The parting words of teachers to their students are expected to be remembered long after Steinbeck’s themes, spoken language styles and DAFOREST are forgotten. We’re usually expected to give academia related advice, tell you how to succeed in college, the secret to surviving university and how to pass those essential exams, however, all of that comes secondary to, what I believe, is the biggest and most important umbrella: your Islamic identity.
Islamic identity is your utmost possession. It is the only identification that really matters. It is your faith, your religion, your moral values, and your whole life. This identity is the one that makes you wake up before sunrise to pray. This identity is the one that makes you kind, sincere, responsible, and thoughtful when you deal with people. This identity is the one that stops you from any immoral behaviour. This identity is the one that makes you realise and understand that Islam is a way of life.

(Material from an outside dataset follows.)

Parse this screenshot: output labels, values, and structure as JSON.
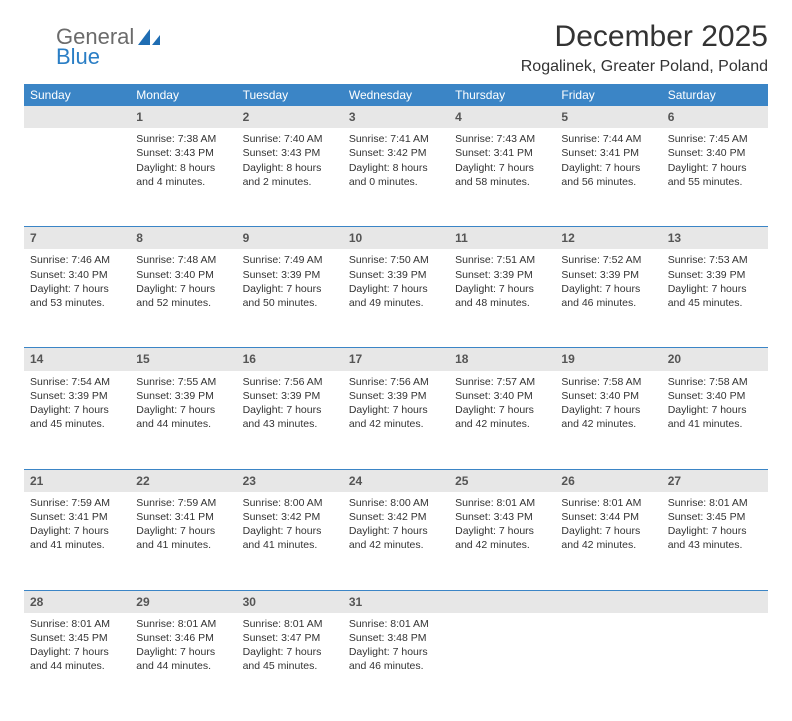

You will leave this school and begin the next stage of your journey. You’ll change trains. You’ll catch your next flight. You’ll move houses. You’ll lose touch with many friends and end up with new friends in new places doing new things. You will be faced with times when difficult decisions will have to be made based on the sort of people that accompany you. Your friends will help to either make or break your identity. Ask yourself, do you ever feel uncomfortable because of their habits? Their character? Their suggestions? Their outlook on life? I’m not telling you to judge their lifestyles but simply gauge the level of influence they have on you.
‘A person is likely to follow the faith of his friend, so look whom you befriend’ (Abu Dawood/Tirmidhi).
Be strong, be vocal and learn to make your own decisions based on your Muslim identity.
I wish and pray for success in all your endeavours but at the same time, I want to say that should you ever fail at anything in life, do not let it demotivate you, do not be afraid. Failure at some point in life is inevitable and healthy. Use your failure as stepping stones to success and strive even harder. Failure is not fatal and learning from your mistakes and refining your techniques is how you grow in life.
‘A believer is not bitten from the same hole twice’ (Bukhari/Muslim).
It is vital to be aware, conscious and perceptive and not to repeat the same mistake twice, whether that is in your personal life or academic; learn from your bad experiences.